Se a vida de cada pessoa pudesse ser traduzida em rabiscos de eletrocardiograma, a de Gabeira configuraria uma disparada de impulsos que desembestam em tropelia, enquanto a de Severino Cavalcanti exibiria a linearidade da planície. Uma é complexa, a outra simples. A primeira tem a marca da inquietação, responsável tanto por explorações inovadoras como por equívocos, a segunda se nutre da acomodação fronteiriça e da cautela esperta. Esses dois homens tão diferentes encontraram-se, em 1995, onde os diferentes devem mesmo se encontrar: a Câmara dos Deputados. Por coincidência, iniciam no mesmo ano uma carreira federal, Gabeira eleito pelo Partido Verde do Rio de Janeiro, Severino pelo PFL de Pernambuco. Gabeira se destacaria por causas novas como a do meio ambiente ou polêmicas como a descriminação da maconha. Severino, pela defesa do aumento de salário dos deputados e pelo direito de nomear parentes para o serviço público.

Na terça-feira passada, quem assistiu à cena do deputado Fernando Gabeira, o dedo em riste, investindo contra o colega Severino Cavancanti, durante sessão plenária da Câmara, viu uma cena bela, de recuperar a crença no Parlamento. Como no começo desta história, Severino estava por cima, encarapitado na presidência da mesa, e Gabeira por baixo, um cavaleiro solitário no centro do redemoinho que cerca o microfone dos apartes.
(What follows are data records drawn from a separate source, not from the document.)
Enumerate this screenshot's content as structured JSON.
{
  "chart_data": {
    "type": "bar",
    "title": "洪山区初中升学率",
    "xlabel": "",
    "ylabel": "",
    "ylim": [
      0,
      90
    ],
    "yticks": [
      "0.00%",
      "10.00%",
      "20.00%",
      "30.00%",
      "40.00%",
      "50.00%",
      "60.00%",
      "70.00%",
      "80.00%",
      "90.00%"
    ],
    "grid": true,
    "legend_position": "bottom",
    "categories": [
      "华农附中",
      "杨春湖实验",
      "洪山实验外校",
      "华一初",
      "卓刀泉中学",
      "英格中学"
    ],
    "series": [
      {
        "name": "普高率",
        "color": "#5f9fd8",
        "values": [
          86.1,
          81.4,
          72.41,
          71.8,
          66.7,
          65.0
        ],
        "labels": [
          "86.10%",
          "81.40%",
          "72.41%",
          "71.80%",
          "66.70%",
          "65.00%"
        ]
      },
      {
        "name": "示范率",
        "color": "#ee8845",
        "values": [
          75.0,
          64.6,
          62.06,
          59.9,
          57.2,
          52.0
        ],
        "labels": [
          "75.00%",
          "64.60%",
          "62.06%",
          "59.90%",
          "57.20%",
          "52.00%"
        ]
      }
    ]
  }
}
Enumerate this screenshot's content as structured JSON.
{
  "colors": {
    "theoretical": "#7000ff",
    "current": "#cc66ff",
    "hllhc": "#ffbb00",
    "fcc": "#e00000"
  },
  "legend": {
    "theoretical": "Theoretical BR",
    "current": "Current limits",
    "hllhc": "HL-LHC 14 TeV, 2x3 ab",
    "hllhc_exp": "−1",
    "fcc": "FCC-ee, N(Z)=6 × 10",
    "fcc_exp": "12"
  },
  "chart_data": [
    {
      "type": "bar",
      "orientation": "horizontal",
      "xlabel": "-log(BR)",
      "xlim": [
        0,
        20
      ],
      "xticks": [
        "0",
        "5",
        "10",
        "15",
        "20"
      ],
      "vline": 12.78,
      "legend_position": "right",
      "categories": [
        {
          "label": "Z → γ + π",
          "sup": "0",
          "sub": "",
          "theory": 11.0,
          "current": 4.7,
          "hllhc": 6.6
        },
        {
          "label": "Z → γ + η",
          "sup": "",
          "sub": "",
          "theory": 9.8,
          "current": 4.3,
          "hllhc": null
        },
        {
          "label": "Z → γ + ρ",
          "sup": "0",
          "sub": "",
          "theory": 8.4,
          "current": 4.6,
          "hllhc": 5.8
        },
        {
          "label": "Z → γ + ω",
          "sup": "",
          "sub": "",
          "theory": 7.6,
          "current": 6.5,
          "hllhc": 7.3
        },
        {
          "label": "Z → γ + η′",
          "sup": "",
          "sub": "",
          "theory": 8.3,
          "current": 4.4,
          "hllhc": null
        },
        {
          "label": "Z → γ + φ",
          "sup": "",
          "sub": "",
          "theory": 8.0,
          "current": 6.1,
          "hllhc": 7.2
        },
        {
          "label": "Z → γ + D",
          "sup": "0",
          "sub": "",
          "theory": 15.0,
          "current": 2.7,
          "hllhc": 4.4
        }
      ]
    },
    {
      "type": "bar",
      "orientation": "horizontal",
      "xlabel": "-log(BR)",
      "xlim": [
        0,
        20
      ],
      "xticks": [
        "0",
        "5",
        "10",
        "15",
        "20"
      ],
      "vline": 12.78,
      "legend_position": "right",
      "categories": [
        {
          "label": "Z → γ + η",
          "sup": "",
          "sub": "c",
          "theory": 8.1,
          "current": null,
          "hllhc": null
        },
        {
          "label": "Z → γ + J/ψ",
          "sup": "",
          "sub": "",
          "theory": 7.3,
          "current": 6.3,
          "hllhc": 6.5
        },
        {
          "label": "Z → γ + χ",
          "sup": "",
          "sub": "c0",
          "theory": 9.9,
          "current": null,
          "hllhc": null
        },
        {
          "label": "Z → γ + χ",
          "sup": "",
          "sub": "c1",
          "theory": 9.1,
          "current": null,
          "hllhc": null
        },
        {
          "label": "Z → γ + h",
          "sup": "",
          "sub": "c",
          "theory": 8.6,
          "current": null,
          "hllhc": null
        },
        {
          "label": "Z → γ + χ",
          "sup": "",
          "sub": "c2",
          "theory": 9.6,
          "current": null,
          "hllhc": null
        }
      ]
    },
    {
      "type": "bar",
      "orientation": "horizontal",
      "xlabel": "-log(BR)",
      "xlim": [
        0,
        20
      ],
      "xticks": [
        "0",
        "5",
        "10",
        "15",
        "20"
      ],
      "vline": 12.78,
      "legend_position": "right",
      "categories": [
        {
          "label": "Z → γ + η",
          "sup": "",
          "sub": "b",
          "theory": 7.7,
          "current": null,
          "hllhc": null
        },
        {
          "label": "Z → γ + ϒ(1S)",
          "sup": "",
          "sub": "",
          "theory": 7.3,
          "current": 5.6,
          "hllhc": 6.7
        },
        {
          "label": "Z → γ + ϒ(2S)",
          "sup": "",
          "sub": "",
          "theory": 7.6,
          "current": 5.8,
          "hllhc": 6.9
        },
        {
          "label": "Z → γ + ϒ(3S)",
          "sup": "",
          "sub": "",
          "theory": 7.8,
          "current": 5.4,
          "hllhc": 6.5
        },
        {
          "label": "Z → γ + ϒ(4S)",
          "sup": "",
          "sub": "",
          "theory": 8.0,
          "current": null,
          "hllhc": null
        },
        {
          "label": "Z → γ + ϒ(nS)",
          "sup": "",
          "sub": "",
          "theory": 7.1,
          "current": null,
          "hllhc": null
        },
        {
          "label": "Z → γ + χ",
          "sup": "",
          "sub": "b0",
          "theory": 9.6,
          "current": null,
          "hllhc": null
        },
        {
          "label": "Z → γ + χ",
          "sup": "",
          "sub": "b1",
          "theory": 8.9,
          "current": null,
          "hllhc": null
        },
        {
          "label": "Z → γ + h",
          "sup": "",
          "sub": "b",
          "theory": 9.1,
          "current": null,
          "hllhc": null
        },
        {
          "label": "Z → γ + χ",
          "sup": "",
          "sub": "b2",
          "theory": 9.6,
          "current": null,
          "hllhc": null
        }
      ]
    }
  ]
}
Naquela manhã, a Folha de S.Paulo trouxera uma entrevista em que Severino Cavalcanti negava a existência do mensalão e defendia que as punições no Congresso se limitassem a "censuras", sem chegar ao rigor das cassações de mandatos.

"Vossa Excelência está se comportando de maneira indigna", começou Gabeira. Ele falava com a fúria dos justos. Lembrou que até defender empresa acusada de explorar trabalho escravo Severino já fez – é o caso de uma destilaria pernambucana para a qual fez gestões, meses atrás. "Vossa Excelência está em contradição com o Brasil", acrescentou, fazendo-se porta-voz de todos quantos querem puxar o Brasil para a frente, na face de alguém cujo propósito notório é empurrá-lo para trás. É ironia da grossa que Gabeira, ícone da esquerda no passado e hoje paladino das causas de vanguarda, atacasse um estado de coisas semeado por obra e graça do atual governo enquanto a defesa ficava por conta de Severino. "A sua presença na presidência da Câmara é um desastre para o Brasil e para a imagem do país", disse ainda Gabeira, e encerrou prometendo iniciar um movimento para derrubá-lo. Ficou no ar a esperança de que um dia, quem sabe, contra todas as evidências oferecidas pela hora presente, possam ser derrotadas a mediocridade, a safadeza e a estultície.